Now, let’s ask this question: Are there Scriptures that specifically warns the people of God (Christ’s Church) against its refusal to hear God’s voice? Are we anywhere warned against disobedience of the divine commandment en-masse? Yes, and its application to the NT Church is evident!  Historically, the Church was delivered from Egyptian slavery and led out into the dessert to become, through sanctification and various trials, a mighty army competent to enter Canaan and establish there a light for all nations (Deut 4).  They were to learn, under God’s tutelage, the practical blessings of obedience & the curses of disobedience to God’s holy covenant.  The Book of Joshua relates the conquest of Canaan by which the ancient Church ‘entered into God’s rest’ (Ps 95) – i.e. the promised land.  All of this is figurative.  It signifies how the Church now, ‘come of age’, is to prosecute the Great Commission (Matt 28) making all Gentile cultures and kingdoms subject to Jesus Christ as ‘ruler of the kings of the Earth’ (Rev 1:5). What does the NT say about this project? First, notice that St Paul recognised the relevance of Israel’s wilderness wanderings for his own day – and by implication for ours:

‘Moreover, brethren, I do not want you to be unaware that all our fathers were under the cloud, all passed through the sea, all were baptized into Moses in the cloud and in the sea, all ate the same spiritual food, and all drank the same spiritual drink. For they drank of that spiritual Rock that followed them, and that Rock was Christ. But with most of them God was not well pleased, for their bodies were scattered in the wilderness. Now these things became our examples, to the intent that we should not lust after evil things as they also lusted…. Now all these things happened to them as examples, and they were written for our admonition, upon whom the ends of the ages have come’ (1Cor 10vs 1-4; 11).

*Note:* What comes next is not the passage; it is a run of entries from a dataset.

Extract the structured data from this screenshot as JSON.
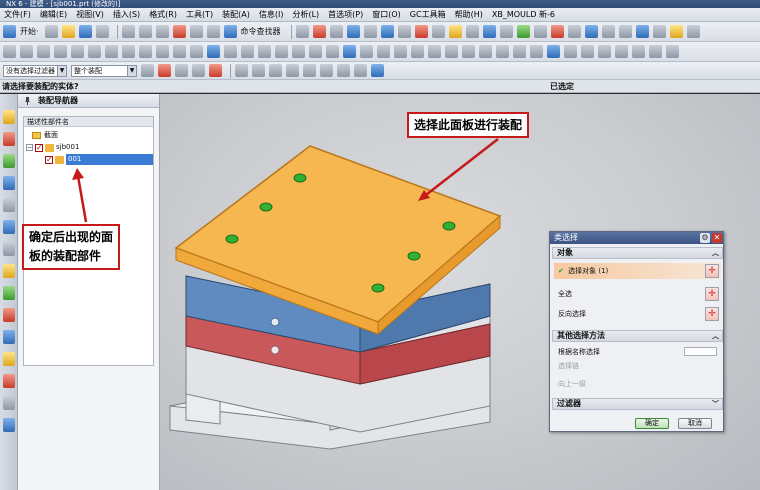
{
  "window": {
    "title": "NX 6 - 建模 - [sjb001.prt (修改的)]"
  },
  "menu": [
    "文件(F)",
    "编辑(E)",
    "视图(V)",
    "插入(S)",
    "格式(R)",
    "工具(T)",
    "装配(A)",
    "信息(I)",
    "分析(L)",
    "首选项(P)",
    "窗口(O)",
    "GC工具箱",
    "帮助(H)",
    "XB_MOULD 新-6"
  ],
  "toolbar": {
    "start_label": "开始·",
    "command_finder": "命令查找器"
  },
  "selection_bar": {
    "filter_value": "没有选择过滤器",
    "scope_value": "整个装配"
  },
  "cue": {
    "prompt": "请选择要装配的实体?",
    "status": "已选定"
  },
  "navigator": {
    "title": "装配导航器",
    "column_header": "描述性部件名",
    "nodes": [
      {
        "label": "截面"
      },
      {
        "label": "sjb001"
      },
      {
        "label": "001"
      }
    ]
  },
  "callouts": {
    "top": "选择此面板进行装配",
    "left_line1": "确定后出现的面",
    "left_line2": "板的装配部件"
  },
  "dialog": {
    "title": "类选择",
    "group_object": "对象",
    "select_object": "选择对象 (1)",
    "select_all": "全选",
    "invert": "反向选择",
    "group_other": "其他选择方法",
    "by_name": "根据名称选择",
    "chain": "选择链",
    "up_one": "向上一级",
    "group_filter": "过滤器",
    "ok": "确定",
    "cancel": "取消"
  },
  "colors": {
    "plate_top": "#f4b24a",
    "plate_blue": "#5d88bd",
    "plate_red": "#c45a5a",
    "accent_red": "#c41a1a",
    "hole_green": "#32b032"
  }
}
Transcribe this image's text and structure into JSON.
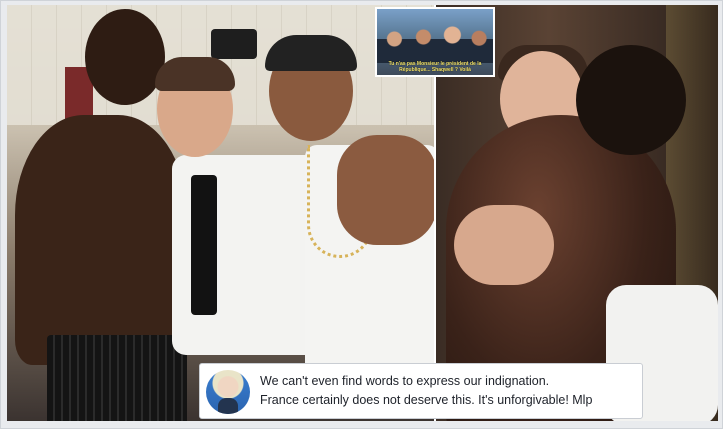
{
  "inset": {
    "caption": "Tu n'as pas Monsieur le président de la République... Shaqwell ? Voilà"
  },
  "comment": {
    "line1": "We can't even find words to express our indignation.",
    "line2": "France certainly does not deserve this. It's unforgivable! Mlp"
  }
}
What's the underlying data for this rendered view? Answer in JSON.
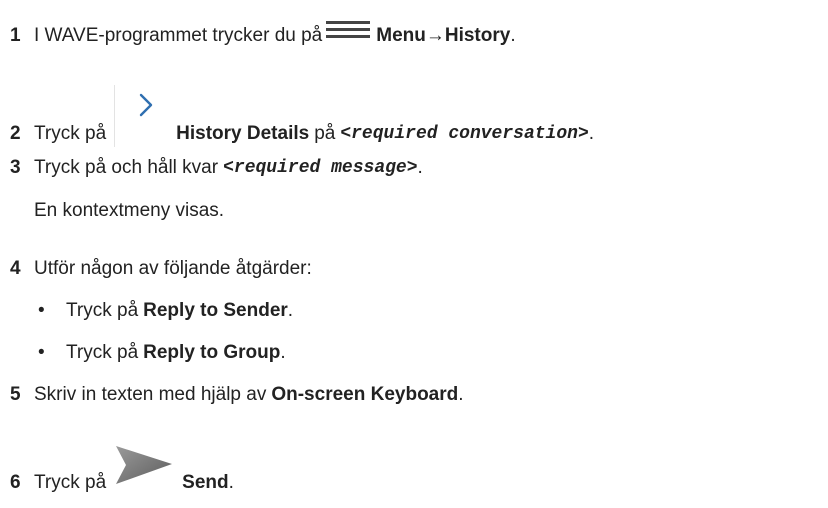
{
  "steps": [
    {
      "num": "1",
      "pre": "I WAVE-programmet trycker du på",
      "icon": "hamburger-menu-icon",
      "bold": "Menu",
      "arrow": "→",
      "bold2": "History",
      "post": "."
    },
    {
      "num": "2",
      "pre": "Tryck på",
      "icon": "chevron-right-icon",
      "bold": "History Details",
      "mid": "på",
      "mono": "<required conversation>",
      "post": "."
    },
    {
      "num": "3",
      "pre": "Tryck på och håll kvar",
      "mono": "<required message>",
      "post": ".",
      "result": "En kontextmeny visas."
    },
    {
      "num": "4",
      "pre": "Utför någon av följande åtgärder:",
      "bullets": [
        {
          "pre": "Tryck på",
          "bold": "Reply to Sender",
          "post": "."
        },
        {
          "pre": "Tryck på",
          "bold": "Reply to Group",
          "post": "."
        }
      ]
    },
    {
      "num": "5",
      "pre": "Skriv in texten med hjälp av",
      "bold": "On-screen Keyboard",
      "post": "."
    },
    {
      "num": "6",
      "pre": "Tryck på",
      "icon": "send-arrow-icon",
      "bold": "Send",
      "post": "."
    }
  ],
  "bullet_char": "•"
}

Finally, consider how many, of the hundreds of thousands that marched out of Egypt, actually entered God’s rest (Canaan).  That’s right: just Joshua & Caleb!! The writer of Hebrews tells us, for our sober contemplation, quoting Ps 95, ‘For who, having heard, rebelled? Indeed, was it not all who came out of Egypt, led by Moses? Now with whom was He angry forty years? Was it not with those who sinned, whose corpses fell in the wilderness? And to whom did He swear that they would not enter His rest, but to those who did not obey?’ (3:16-18). Therefore, to the incorrigible Christian Church today, God says, ‘Today, if you will hear His voice do not harden your hearts, as in the rebellion, as in the day of trial in the wilderness, when your fathers tested Me; they tried Me, though they saw My work. For forty years I was grieved with that generation and said, ‘It is a people who go astray in their hearts, and they do not know My ways.’ So I swore in My wrath, ‘They shall not enter My rest’ (Heb 2:9-11).

In conclusion, ‘let us therefore be diligent to enter that rest, lest anyone fall according to the same example of disobedience (Heb 4:11). Which is to say, ‘Don’t be incorrigible!’